Machourina se mit à regarder Marianne, si longuement, que celle-ci finit par se sentir mal à l’aise.

« Excusez-moi, dit-elle tout à coup de sa voix rude et saccadée, —je suis toute simple, je ne sais pas m’y prendre… Ne vous fâchez pas, et, si vous voulez, ne me répondez pas. C’est vous qui êtes la demoiselle qui s’est sauvée de chez les Sipiaguine ? »
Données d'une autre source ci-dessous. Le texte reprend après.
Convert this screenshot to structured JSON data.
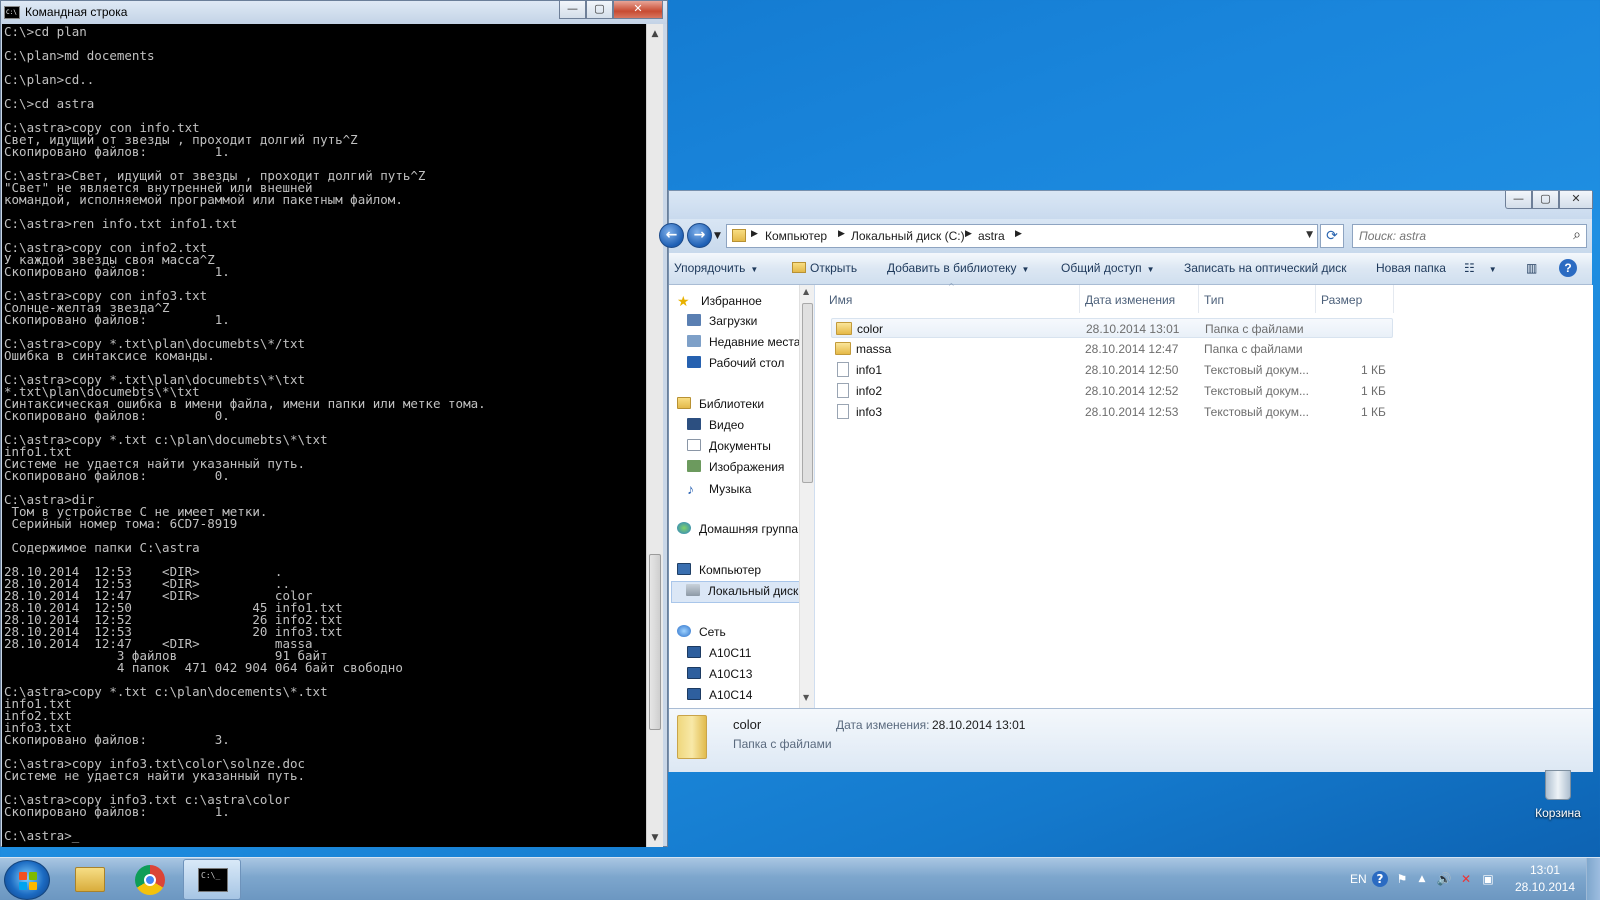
{
  "cmd": {
    "title": "Командная строка",
    "output": "C:\\>cd plan\n\nC:\\plan>md docements\n\nC:\\plan>cd..\n\nC:\\>cd astra\n\nC:\\astra>copy con info.txt\nСвет, идущий от звезды , проходит долгий путь^Z\nСкопировано файлов:         1.\n\nC:\\astra>Свет, идущий от звезды , проходит долгий путь^Z\n\"Свет\" не является внутренней или внешней\nкомандой, исполняемой программой или пакетным файлом.\n\nC:\\astra>ren info.txt info1.txt\n\nC:\\astra>copy con info2.txt\nУ каждой звезды своя масса^Z\nСкопировано файлов:         1.\n\nC:\\astra>copy con info3.txt\nСолнце-желтая звезда^Z\nСкопировано файлов:         1.\n\nC:\\astra>copy *.txt\\plan\\documebts\\*/txt\nОшибка в синтаксисе команды.\n\nC:\\astra>copy *.txt\\plan\\documebts\\*\\txt\n*.txt\\plan\\documebts\\*\\txt\nСинтаксическая ошибка в имени файла, имени папки или метке тома.\nСкопировано файлов:         0.\n\nC:\\astra>copy *.txt c:\\plan\\documebts\\*\\txt\ninfo1.txt\nСистеме не удается найти указанный путь.\nСкопировано файлов:         0.\n\nC:\\astra>dir\n Том в устройстве C не имеет метки.\n Серийный номер тома: 6CD7-8919\n\n Содержимое папки C:\\astra\n\n28.10.2014  12:53    <DIR>          .\n28.10.2014  12:53    <DIR>          ..\n28.10.2014  12:47    <DIR>          color\n28.10.2014  12:50                45 info1.txt\n28.10.2014  12:52                26 info2.txt\n28.10.2014  12:53                20 info3.txt\n28.10.2014  12:47    <DIR>          massa\n               3 файлов             91 байт\n               4 папок  471 042 904 064 байт свободно\n\nC:\\astra>copy *.txt c:\\plan\\docements\\*.txt\ninfo1.txt\ninfo2.txt\ninfo3.txt\nСкопировано файлов:         3.\n\nC:\\astra>copy info3.txt\\color\\solnze.doc\nСистеме не удается найти указанный путь.\n\nC:\\astra>copy info3.txt c:\\astra\\color\nСкопировано файлов:         1.\n\nC:\\astra>_",
    "icon_text": "C:\\",
    "minimize": "—",
    "maximize": "▢",
    "close": "✕"
  },
  "explorer": {
    "breadcrumbs": [
      "Компьютер",
      "Локальный диск (C:)",
      "astra"
    ],
    "search_placeholder": "Поиск: astra",
    "toolbar": {
      "organize": "Упорядочить",
      "open": "Открыть",
      "add_to_library": "Добавить в библиотеку",
      "share": "Общий доступ",
      "burn": "Записать на оптический диск",
      "new_folder": "Новая папка"
    },
    "nav": {
      "favorites": "Избранное",
      "downloads": "Загрузки",
      "recent": "Недавние места",
      "desktop": "Рабочий стол",
      "libraries": "Библиотеки",
      "video": "Видео",
      "documents": "Документы",
      "images": "Изображения",
      "music": "Музыка",
      "homegroup": "Домашняя группа",
      "computer": "Компьютер",
      "local_disk": "Локальный диск",
      "network": "Сеть",
      "pc1": "A10C11",
      "pc2": "A10C13",
      "pc3": "A10C14"
    },
    "columns": {
      "name": "Имя",
      "date": "Дата изменения",
      "type": "Тип",
      "size": "Размер"
    },
    "files": [
      {
        "name": "color",
        "date": "28.10.2014 13:01",
        "type": "Папка с файлами",
        "size": ""
      },
      {
        "name": "massa",
        "date": "28.10.2014 12:47",
        "type": "Папка с файлами",
        "size": ""
      },
      {
        "name": "info1",
        "date": "28.10.2014 12:50",
        "type": "Текстовый докум...",
        "size": "1 КБ"
      },
      {
        "name": "info2",
        "date": "28.10.2014 12:52",
        "type": "Текстовый докум...",
        "size": "1 КБ"
      },
      {
        "name": "info3",
        "date": "28.10.2014 12:53",
        "type": "Текстовый докум...",
        "size": "1 КБ"
      }
    ],
    "details": {
      "name": "color",
      "kind": "Папка с файлами",
      "date_label": "Дата изменения:",
      "date_value": "28.10.2014 13:01"
    }
  },
  "desktop": {
    "recycle_bin": "Корзина"
  },
  "taskbar": {
    "lang": "EN",
    "time": "13:01",
    "date": "28.10.2014"
  }
}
Marianne, quelque peu interloquée, répondit pourtant :

« C’est moi.

— Avec Néjdanof ?

— Mais oui.

— Permettez… Donnez-moi la main ! Excusez-moi, je vous prie. Vous devez être bonne, puisqu’il vous aime. »

Marianne serra la main à Machourina, en lui disant :

« Vous le connaissez intimement ?

— Je le connais. Je le voyais à Pétersbourg. C’est pour ça que je vous parle de lui. Markelof aussi m’a dit…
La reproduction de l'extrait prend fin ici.